The XML Pointer Language (XPointer) is the language to be used as the basis for a fragment identifier for any URI reference that locates a resource of Internet media type text/xml or application/xml.
XPointer, is based on the XML Path Language (XPath). It supports addressing the internal structures of XML documents. XPointer allows us to examine a hierarchical document structure and choose internal parts based on various properties, such as element types, attribute values, character content, and relative position. In particular, it provides for specific reference to elements, character strings, and other parts of XML documents, whether or not they bear an explicit ID attribute.

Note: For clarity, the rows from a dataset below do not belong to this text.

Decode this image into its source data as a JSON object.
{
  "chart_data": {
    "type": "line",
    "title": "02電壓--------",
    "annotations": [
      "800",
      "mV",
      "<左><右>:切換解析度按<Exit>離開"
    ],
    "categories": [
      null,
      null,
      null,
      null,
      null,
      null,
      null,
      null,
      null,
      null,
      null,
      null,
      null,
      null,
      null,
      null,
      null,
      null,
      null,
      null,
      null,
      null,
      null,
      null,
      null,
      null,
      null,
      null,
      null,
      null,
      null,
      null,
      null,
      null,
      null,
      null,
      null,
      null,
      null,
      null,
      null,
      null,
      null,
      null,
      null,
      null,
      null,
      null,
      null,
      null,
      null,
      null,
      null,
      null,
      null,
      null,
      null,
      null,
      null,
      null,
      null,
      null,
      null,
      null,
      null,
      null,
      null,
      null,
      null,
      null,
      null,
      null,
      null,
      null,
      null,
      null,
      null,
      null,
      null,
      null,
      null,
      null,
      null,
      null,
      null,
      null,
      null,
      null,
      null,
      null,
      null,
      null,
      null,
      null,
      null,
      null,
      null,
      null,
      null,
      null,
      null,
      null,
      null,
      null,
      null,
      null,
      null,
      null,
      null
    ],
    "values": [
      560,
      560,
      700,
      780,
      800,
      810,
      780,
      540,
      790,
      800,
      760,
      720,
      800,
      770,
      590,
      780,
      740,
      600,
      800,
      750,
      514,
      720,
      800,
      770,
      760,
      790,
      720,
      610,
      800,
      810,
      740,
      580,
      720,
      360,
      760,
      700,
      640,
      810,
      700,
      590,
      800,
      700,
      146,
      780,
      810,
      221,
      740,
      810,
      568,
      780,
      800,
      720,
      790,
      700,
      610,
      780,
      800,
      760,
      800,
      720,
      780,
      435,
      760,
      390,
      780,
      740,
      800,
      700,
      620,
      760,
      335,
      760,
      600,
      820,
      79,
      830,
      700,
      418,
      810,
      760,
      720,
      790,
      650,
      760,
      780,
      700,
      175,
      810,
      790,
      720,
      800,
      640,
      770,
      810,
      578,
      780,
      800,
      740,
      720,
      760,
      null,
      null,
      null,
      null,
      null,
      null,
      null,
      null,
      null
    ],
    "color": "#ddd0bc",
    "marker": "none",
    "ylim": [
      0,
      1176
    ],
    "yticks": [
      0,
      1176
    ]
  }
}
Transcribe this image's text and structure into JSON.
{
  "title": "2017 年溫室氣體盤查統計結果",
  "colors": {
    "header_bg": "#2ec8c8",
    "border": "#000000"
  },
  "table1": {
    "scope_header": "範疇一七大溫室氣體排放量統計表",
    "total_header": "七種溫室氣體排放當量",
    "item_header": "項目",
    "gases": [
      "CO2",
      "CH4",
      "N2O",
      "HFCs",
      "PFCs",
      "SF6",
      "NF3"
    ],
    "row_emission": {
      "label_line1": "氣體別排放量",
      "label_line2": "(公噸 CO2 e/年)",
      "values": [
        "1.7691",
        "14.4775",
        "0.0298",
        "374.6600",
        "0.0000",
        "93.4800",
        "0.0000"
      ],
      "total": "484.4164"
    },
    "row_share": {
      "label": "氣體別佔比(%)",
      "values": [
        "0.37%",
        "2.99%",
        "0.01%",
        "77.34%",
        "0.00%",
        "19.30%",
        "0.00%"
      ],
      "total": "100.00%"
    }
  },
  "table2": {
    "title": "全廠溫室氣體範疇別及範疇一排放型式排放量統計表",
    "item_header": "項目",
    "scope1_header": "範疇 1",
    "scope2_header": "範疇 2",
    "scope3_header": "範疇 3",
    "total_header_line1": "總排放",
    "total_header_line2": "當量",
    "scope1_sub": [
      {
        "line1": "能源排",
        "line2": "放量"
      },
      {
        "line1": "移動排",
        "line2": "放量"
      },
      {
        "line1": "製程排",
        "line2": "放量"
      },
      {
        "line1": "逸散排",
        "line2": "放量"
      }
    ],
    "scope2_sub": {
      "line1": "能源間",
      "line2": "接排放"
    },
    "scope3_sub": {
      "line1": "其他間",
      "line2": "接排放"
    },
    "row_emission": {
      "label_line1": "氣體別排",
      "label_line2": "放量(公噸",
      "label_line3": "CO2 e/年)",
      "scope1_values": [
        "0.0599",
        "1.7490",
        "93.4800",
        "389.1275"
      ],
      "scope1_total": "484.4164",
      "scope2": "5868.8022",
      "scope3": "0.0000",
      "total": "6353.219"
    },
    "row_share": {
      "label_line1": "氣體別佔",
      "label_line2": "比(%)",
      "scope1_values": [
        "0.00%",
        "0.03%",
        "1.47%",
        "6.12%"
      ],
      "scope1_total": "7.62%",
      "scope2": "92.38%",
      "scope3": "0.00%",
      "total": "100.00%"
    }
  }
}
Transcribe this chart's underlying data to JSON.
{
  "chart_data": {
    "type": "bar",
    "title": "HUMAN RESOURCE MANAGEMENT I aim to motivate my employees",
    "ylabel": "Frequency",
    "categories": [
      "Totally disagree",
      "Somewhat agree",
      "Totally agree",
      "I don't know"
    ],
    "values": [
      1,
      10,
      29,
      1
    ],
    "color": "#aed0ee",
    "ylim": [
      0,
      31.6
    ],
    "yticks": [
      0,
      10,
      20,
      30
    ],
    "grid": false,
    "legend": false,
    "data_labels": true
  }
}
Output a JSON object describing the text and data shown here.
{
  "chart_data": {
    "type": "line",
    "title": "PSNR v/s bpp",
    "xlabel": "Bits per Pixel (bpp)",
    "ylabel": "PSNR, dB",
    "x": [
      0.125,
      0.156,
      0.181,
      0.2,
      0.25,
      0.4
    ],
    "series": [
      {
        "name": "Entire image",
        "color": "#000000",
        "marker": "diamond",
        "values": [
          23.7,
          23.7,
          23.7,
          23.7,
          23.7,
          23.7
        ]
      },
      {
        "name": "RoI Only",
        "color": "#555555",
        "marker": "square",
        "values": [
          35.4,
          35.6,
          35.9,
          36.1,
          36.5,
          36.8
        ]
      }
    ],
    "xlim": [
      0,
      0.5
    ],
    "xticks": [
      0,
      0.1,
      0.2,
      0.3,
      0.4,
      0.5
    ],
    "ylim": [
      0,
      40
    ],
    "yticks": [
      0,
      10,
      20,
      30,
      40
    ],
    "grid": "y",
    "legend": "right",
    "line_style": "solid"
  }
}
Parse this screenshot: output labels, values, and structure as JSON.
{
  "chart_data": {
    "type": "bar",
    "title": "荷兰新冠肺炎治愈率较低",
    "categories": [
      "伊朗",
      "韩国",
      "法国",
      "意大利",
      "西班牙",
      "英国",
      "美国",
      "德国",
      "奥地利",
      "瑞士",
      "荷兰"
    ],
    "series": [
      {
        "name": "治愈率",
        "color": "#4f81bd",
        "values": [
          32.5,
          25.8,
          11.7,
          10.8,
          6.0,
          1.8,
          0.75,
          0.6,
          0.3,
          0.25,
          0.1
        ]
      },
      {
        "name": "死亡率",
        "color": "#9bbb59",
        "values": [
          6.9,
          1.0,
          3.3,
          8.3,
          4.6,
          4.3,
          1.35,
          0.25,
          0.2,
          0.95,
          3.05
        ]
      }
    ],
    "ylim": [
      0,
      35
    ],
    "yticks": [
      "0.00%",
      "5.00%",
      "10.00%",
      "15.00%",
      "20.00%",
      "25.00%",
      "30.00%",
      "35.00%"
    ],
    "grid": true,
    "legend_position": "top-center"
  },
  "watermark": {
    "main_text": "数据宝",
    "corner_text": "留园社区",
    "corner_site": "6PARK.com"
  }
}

The structures located with XPointer can be used as link targets or for any other application-specific purpose. This specification does not constrain what uses an application makes of locations identified by XPointers. In particular, implementation of traversal to a resource is not constrained by this specification, and whether user "traversal" is the purpose of an XPointer at all is application-dependent. A formatted-text browser traversal might scroll to and highlight the designated location while a search application, parser, archival system, or expert agent might use XPointers for other purposes entirely. Linking mechanisms are defined in a related specification called XLink.
XPointer is built on top of the XML Path Language, XPath. XPointer extends XPath to allow us to address points and ranges as well as whole nodes, locate information by string matching, and use addressing expressions in URI references as fragment identifiers (after URI-escaping).